JUSTICELa magistrature devant un cas inédit

La magistrature devant un cas inédit

JUSTICELe conseil supérieur de la magistrature va sans doute devoir se pencher pour la première fois sur une altercation entre un magistrat et des policiers...
Gilles Durand

Gilles Durand

L’affaire semble être une première dans les annales de la justice. Son altercation avec des policiers, samedi soir, risque de coûter cher au vice-président du tribunal de grande instance (TGI) d’Avesnes-sur-Helpe. Le magistrat, visiblement ivre et accompagné de ses deux enfants, avait été interpellé près de la gare de Montpellier (Hérault) et placé en cellule de dégrisement.
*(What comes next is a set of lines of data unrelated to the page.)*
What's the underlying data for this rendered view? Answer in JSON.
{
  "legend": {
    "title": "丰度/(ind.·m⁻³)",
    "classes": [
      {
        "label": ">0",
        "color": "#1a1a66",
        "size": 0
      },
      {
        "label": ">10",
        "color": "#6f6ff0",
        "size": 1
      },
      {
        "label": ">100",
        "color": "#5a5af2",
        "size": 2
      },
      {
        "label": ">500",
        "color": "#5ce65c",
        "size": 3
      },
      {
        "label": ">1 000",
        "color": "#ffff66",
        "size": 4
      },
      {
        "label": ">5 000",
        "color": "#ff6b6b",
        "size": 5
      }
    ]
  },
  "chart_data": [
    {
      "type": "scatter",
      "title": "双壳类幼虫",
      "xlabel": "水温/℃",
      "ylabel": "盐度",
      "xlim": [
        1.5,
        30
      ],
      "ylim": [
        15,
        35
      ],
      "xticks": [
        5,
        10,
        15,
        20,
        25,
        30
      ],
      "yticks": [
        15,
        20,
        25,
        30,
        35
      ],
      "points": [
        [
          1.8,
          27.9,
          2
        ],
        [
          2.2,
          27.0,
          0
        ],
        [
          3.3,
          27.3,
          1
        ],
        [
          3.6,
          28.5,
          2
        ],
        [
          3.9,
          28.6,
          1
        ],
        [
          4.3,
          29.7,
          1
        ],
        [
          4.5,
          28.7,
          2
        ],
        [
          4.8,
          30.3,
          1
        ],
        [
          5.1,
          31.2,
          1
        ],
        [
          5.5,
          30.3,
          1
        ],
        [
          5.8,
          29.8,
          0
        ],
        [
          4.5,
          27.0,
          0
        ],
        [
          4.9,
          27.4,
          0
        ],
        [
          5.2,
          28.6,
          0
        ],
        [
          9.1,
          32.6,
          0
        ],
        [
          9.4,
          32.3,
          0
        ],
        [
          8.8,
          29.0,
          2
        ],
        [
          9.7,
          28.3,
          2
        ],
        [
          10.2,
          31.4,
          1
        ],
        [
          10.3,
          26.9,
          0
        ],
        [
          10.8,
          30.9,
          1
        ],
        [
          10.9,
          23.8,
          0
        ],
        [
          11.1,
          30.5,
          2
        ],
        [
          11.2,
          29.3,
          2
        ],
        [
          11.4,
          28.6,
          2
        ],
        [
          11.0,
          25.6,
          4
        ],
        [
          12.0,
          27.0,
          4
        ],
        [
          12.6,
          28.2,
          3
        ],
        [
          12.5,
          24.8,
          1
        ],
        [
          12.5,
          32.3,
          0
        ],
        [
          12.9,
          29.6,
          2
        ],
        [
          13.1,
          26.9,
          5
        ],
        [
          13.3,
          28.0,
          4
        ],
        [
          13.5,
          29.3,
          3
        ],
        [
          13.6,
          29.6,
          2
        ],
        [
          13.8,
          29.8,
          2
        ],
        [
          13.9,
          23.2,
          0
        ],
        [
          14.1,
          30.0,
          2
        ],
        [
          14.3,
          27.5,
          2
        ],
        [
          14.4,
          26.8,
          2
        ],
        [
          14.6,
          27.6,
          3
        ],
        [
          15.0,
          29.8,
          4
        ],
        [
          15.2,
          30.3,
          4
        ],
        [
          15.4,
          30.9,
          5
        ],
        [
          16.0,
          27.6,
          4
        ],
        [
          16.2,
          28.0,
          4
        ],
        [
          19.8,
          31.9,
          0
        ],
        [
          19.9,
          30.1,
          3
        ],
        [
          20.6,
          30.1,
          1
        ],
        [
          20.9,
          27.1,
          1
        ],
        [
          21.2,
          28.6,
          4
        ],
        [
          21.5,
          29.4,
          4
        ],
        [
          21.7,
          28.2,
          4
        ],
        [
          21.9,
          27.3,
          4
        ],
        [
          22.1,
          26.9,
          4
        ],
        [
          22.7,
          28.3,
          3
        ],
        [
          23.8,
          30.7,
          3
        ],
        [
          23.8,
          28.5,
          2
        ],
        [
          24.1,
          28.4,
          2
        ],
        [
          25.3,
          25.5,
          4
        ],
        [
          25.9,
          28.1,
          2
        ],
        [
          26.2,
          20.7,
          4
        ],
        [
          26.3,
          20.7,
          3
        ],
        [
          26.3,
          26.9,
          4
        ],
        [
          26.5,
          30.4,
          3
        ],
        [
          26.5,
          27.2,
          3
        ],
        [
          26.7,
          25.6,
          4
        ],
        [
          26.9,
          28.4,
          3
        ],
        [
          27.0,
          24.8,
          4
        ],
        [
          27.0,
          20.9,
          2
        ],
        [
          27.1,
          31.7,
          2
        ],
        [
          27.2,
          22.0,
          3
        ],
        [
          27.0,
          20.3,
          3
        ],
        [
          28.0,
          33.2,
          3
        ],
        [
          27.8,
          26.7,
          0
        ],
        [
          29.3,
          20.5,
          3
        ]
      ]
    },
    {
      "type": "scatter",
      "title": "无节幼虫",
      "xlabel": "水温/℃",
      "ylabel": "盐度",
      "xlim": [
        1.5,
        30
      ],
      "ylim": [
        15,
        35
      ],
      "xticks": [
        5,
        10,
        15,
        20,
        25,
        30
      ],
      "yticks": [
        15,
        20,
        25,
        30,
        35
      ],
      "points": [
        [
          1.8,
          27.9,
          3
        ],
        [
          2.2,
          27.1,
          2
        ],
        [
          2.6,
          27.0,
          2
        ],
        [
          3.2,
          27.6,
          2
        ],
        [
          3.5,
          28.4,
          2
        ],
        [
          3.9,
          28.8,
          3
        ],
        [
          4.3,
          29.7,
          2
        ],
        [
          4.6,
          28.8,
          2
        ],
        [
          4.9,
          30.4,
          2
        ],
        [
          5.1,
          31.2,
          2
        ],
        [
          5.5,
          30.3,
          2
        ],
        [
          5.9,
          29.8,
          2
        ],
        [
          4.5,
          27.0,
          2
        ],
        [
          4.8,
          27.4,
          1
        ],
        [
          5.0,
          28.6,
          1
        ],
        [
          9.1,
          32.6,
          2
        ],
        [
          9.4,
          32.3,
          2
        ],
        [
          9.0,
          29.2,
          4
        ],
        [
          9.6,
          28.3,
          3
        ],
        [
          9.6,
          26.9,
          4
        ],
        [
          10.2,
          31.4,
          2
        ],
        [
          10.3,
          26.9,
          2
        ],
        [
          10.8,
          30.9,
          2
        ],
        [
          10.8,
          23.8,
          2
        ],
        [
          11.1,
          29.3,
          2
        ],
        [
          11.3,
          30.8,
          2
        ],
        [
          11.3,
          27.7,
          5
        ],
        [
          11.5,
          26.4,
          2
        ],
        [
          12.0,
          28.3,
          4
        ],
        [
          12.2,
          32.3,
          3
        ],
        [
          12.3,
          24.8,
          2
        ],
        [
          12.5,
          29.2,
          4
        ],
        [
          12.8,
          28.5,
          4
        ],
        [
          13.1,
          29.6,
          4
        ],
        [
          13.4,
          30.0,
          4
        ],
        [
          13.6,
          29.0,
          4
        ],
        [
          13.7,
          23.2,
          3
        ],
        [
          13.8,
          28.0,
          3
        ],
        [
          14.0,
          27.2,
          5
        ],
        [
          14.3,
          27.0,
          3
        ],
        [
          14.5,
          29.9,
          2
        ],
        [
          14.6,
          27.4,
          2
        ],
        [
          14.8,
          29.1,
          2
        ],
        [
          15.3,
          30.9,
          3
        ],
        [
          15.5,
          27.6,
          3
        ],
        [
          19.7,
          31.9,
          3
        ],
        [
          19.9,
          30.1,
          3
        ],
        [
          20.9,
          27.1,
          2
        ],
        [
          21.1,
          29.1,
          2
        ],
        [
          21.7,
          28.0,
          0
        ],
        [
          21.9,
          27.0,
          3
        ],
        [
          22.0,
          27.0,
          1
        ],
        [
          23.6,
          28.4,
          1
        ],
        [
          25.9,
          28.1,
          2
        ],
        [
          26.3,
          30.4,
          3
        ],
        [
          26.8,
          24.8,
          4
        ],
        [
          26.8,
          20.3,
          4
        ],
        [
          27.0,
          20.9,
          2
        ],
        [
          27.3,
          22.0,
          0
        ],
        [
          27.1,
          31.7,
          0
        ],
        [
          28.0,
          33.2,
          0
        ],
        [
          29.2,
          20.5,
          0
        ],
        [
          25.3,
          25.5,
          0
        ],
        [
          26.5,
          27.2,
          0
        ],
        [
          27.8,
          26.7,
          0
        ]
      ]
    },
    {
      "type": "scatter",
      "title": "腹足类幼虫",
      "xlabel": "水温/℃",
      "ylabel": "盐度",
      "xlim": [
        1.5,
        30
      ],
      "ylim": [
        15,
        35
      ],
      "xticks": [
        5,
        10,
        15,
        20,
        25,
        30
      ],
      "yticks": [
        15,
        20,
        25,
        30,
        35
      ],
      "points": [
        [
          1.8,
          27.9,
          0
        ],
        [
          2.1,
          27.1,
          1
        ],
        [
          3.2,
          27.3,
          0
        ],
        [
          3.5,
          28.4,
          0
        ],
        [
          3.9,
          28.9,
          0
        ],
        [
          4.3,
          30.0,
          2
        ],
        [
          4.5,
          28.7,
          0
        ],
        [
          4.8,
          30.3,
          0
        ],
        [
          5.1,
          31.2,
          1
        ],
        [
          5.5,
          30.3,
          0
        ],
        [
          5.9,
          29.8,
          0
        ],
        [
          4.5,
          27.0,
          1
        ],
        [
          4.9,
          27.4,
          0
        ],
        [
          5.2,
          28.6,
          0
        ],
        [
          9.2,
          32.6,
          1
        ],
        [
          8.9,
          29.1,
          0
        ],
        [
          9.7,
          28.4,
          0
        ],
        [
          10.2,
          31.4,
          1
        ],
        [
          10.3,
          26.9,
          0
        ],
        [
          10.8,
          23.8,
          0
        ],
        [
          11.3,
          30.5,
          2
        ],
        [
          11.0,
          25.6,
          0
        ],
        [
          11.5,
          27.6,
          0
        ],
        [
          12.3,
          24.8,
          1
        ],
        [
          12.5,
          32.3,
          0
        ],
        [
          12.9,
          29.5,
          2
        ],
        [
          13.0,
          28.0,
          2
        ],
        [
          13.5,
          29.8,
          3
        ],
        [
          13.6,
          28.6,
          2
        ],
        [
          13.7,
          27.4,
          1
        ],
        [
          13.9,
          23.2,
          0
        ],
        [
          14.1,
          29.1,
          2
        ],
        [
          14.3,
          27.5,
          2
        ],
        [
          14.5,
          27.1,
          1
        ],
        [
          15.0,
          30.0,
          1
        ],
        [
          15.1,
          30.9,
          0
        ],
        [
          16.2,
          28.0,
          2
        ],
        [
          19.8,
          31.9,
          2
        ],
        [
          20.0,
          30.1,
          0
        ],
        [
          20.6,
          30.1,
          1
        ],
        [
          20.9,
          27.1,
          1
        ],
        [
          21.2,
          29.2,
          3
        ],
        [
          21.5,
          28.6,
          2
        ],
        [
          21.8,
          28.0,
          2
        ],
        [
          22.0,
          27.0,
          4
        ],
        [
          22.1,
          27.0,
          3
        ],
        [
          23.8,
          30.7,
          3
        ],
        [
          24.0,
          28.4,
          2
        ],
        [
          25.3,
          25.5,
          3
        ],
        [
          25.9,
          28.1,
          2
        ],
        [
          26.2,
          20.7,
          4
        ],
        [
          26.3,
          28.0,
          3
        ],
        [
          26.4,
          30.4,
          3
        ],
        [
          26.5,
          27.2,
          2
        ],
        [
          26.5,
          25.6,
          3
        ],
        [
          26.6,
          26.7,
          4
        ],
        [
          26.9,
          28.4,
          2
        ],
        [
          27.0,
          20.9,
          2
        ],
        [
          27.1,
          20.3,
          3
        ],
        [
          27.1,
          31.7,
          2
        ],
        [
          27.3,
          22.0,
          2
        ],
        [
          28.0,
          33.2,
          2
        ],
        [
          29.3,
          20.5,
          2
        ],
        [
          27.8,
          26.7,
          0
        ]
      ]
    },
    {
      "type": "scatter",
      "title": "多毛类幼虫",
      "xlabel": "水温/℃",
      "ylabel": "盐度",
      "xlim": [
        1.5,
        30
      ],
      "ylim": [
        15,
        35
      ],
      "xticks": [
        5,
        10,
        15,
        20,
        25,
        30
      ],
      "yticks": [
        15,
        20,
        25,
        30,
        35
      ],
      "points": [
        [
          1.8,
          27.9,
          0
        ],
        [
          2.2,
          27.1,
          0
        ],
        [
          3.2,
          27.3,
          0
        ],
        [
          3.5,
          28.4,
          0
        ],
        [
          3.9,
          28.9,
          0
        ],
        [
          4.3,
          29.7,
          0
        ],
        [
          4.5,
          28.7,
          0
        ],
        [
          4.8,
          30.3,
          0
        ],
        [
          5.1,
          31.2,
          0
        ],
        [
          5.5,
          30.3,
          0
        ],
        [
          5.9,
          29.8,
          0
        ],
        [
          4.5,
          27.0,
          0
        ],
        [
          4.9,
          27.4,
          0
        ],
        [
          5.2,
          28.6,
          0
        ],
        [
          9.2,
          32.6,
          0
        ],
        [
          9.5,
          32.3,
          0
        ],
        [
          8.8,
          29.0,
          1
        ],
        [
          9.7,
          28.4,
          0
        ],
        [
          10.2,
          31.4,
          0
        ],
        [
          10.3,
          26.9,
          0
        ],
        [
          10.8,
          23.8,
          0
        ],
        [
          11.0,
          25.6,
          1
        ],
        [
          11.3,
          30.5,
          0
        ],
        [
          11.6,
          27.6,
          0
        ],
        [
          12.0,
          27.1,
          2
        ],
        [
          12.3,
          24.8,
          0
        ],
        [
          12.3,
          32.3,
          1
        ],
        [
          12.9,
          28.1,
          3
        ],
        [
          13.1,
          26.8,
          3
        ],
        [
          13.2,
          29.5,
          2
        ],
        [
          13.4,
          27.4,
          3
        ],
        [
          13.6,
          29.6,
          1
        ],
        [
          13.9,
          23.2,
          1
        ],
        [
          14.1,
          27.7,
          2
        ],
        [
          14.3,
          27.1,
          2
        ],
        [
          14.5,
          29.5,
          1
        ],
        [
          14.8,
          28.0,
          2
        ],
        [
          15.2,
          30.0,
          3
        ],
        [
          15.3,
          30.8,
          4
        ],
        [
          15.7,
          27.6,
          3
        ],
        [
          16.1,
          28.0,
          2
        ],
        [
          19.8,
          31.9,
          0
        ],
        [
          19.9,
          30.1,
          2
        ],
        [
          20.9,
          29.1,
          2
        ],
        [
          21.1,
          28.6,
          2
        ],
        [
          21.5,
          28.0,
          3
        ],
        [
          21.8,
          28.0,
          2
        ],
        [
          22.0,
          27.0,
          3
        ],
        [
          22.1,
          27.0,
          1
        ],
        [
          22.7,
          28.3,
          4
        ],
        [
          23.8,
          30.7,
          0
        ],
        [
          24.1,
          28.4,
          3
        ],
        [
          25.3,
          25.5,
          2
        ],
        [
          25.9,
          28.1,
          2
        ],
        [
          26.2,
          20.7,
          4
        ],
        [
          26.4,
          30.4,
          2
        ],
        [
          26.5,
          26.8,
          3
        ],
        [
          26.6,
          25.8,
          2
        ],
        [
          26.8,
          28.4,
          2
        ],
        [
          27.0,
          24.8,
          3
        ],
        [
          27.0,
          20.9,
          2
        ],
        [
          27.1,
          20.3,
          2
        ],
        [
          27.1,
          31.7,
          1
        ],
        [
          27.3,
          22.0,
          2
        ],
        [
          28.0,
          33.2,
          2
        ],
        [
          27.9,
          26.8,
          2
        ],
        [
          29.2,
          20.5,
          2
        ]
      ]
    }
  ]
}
Selon RTL, qui a révélé l’affaire, il avait confondu un véhicule de police avec un taxi. L’homme de loi est surtout soupçonné d’avoir frappé deux policiers lors de sa garde à vue. Appelé à comparaître devant le tribunal correctionnel pour «outrage et rébellion aux forces de l’ordre», il pourrait également faire l’objet de sanctions disciplinaires, comme le prévoit l’article 43 de la loi relative au statut de la magistrature: «Tout manquement par un magistrat aux devoirs de son état, à l’honneur, à la délicatesse ou à la dignité, constitue une faute disciplinaire.»

Pas de trace d'«outrage et rébellion»

C’est la Garde des Sceaux qui doit décider de saisir ou non le Conseil supérieur de la magistrature (CSM), actuellement en congé. Une enquête est alors confiée à l’Inspection générale des services judiciaires. Or depuis 1959, on ne trouve aucune trace d'«outrage et rébellion» parmi les cas traités par le CSM (voir encadré ci-dessous). «Une procédure administrative classique pour ce genre de situation a été déclenchée, signale le ministère de la Justice. La direction des services judiciaires analyse les suites à donner.»

Dans La Voix du Nord, le président du TGI d’Avesnes-sur-Helpe, Jean-Claude Czech s’avoue stupéfait. «Ces faits malheureux, qui se sont produits dans une autre juridiction, ne changent rien à la qualité professionnelle de ce magistrat, très investi au sein de la juridiction et très apprécié ici», explique-t-il.

De l’alcoolisme à la masturbation…

La dernière décision du conseil supérieur de la magistrature (CSM) concernant les magistrats du siège date du 19 décembre 2013: une juge a été déplacée d’office pour des états d’ébriété répétés au sein du tribunal. Les problèmes d’alcool font d’ailleurs partie des cas assez souvent traités. En 1999, un juge a été interdit temporairement d’exercer ses fonctions pour avoir, en état d’ébriété, menacé son épouse et son fils avec une arme à feu. Mais les exemples de dérapages ne manquent pas. Les affaires de sexe viennent aussi ternir l’image de la magistrature. En, 1994, le CSM a sanctionné un juge pour des altercations à répétition avec un justiciable, qui était le mari de sa maîtresse. En 2010, un autre a été mis à la retraite pour avoir demandé à un prévenu de «trouver un détenu susceptible de mener des représailles contre l’agresseur de sa sœur, également détenu». Un autre, en 2003, s’était vu interdire temporairement de siéger pour s’être masturbé pendant une audience. En 2007, c’est une révocation qui avait sanctionné un juge coupable d’avoir détenu des images pédopornographiques.